I did not know. And I doubt I am unusual. Laos barely comes up when people talk about that war, even though people there are still living with what was left behind. It feels like an entire part of the story got pushed to the side, and now the people who remember those years firsthand are getting older and dying. So, unless someone goes looking, most younger people will never hear much about it at all.
That is hard to sit with.
Because it is one thing for history to be painful. It is another thing for history to disappear from public memory while other people are still living with the consequences.
It Is Not Only Laos
The same thought hit me when I thought about Vietnam and Agent Orange.
Vietnam is still dealing with that, too. Different weapon, same pattern. The war ended, but the damage did not. Toxic exposure remained in the environment for years. Families have lived with illness, cancer, and children born with serious birth defects long after the war itself was over.
That is what makes all of this feel so heavy to me. These are not just old decisions sitting in old archives. These are things that kept moving forward through people’s bodies, through families, through land, through generations.
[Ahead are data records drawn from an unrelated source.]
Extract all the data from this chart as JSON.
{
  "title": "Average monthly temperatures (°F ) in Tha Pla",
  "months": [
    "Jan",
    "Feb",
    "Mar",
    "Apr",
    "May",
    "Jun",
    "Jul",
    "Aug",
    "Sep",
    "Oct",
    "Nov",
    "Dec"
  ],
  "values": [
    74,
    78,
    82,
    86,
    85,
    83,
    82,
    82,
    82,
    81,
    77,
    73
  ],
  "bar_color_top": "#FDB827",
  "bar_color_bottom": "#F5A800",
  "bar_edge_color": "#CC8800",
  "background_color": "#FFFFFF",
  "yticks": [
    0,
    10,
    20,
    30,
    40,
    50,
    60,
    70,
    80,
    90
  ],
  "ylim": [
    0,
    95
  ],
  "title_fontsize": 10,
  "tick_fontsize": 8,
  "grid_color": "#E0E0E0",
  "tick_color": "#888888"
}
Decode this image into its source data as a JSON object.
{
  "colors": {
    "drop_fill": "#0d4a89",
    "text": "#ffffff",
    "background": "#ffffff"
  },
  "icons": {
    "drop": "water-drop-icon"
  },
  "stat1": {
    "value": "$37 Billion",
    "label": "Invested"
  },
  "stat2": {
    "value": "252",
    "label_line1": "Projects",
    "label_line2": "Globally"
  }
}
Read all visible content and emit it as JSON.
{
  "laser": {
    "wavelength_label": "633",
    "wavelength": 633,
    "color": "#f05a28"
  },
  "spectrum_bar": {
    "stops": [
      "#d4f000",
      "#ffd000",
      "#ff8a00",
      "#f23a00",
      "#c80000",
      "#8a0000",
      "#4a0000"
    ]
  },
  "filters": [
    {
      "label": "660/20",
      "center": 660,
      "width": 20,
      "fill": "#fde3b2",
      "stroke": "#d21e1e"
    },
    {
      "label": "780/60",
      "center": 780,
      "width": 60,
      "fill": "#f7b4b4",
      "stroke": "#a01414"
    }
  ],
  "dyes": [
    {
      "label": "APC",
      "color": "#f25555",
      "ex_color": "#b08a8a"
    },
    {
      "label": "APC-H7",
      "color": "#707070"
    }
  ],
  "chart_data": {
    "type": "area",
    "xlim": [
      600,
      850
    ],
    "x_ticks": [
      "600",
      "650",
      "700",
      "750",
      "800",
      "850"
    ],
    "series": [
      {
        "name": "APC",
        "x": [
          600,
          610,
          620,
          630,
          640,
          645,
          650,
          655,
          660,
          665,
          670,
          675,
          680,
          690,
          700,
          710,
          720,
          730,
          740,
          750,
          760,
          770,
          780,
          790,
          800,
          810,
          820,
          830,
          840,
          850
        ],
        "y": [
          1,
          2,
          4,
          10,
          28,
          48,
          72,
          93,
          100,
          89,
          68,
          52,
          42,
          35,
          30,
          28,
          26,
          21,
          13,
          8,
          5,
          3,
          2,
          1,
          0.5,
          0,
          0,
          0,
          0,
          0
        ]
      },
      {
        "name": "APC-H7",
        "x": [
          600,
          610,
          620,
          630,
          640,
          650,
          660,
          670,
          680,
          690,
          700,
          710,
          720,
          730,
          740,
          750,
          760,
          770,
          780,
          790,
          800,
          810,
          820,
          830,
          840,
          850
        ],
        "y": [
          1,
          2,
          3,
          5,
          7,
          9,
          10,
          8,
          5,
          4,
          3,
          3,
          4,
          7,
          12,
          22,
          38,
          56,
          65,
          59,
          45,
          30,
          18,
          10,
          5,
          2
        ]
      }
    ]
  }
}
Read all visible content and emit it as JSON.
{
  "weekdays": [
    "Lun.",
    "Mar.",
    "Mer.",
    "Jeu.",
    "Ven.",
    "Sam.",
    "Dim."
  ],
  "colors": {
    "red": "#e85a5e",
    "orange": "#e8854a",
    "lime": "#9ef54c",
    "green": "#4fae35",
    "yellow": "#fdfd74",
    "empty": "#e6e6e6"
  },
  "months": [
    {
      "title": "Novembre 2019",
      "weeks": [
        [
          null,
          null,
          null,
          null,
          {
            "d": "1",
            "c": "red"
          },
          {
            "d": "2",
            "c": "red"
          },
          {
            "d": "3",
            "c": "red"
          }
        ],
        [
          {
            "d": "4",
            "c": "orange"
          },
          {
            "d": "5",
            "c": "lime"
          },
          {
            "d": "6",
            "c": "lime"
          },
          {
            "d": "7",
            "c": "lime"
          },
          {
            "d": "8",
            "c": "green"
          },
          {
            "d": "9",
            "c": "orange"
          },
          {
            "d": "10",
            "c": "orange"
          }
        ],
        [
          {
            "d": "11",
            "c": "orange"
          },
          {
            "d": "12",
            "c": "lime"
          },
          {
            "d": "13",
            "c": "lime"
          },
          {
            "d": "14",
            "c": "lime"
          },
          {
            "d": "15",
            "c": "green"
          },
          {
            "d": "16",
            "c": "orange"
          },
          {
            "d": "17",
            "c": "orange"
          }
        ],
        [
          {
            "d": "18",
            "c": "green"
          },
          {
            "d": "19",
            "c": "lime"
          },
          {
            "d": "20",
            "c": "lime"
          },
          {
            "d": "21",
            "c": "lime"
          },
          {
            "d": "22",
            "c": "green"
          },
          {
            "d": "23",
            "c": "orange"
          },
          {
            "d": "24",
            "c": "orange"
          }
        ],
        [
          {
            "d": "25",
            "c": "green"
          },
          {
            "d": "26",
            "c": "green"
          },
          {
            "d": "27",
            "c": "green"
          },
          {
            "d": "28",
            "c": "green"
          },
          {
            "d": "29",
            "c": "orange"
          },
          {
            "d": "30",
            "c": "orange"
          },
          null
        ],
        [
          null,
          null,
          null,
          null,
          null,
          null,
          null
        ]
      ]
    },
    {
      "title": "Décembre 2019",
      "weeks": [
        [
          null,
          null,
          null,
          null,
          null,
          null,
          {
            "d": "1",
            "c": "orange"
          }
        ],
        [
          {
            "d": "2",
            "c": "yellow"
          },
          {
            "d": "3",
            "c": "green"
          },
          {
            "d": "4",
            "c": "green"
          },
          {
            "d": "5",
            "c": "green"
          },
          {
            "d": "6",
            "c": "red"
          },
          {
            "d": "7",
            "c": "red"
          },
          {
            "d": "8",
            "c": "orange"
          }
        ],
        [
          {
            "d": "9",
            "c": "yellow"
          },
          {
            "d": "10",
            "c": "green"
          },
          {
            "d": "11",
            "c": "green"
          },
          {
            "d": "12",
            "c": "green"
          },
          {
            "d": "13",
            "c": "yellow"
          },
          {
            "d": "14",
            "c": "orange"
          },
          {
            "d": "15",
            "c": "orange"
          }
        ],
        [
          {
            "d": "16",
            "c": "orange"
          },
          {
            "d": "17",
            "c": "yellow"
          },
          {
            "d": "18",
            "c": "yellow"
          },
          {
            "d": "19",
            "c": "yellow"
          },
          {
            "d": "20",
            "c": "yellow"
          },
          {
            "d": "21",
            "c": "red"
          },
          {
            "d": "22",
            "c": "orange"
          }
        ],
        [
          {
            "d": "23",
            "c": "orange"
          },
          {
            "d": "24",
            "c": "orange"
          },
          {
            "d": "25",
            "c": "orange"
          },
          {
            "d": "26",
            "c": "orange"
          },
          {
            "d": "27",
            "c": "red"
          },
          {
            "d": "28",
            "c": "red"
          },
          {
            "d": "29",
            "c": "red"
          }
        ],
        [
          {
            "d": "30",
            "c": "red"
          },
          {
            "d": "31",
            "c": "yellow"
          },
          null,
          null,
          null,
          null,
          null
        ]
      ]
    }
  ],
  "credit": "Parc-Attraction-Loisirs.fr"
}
We talk about war like it has dates. But some of its consequences do not stay inside those dates.
No Clean Ending
I do not have some polished conclusion for this.
I am just struck by how easy it is for something this serious to fade from view for the people who caused it, while the people on the other side are still living with it. That is what stays with me.
For us, it is easy to call it history.
For them, in a lot of ways, it still is not over.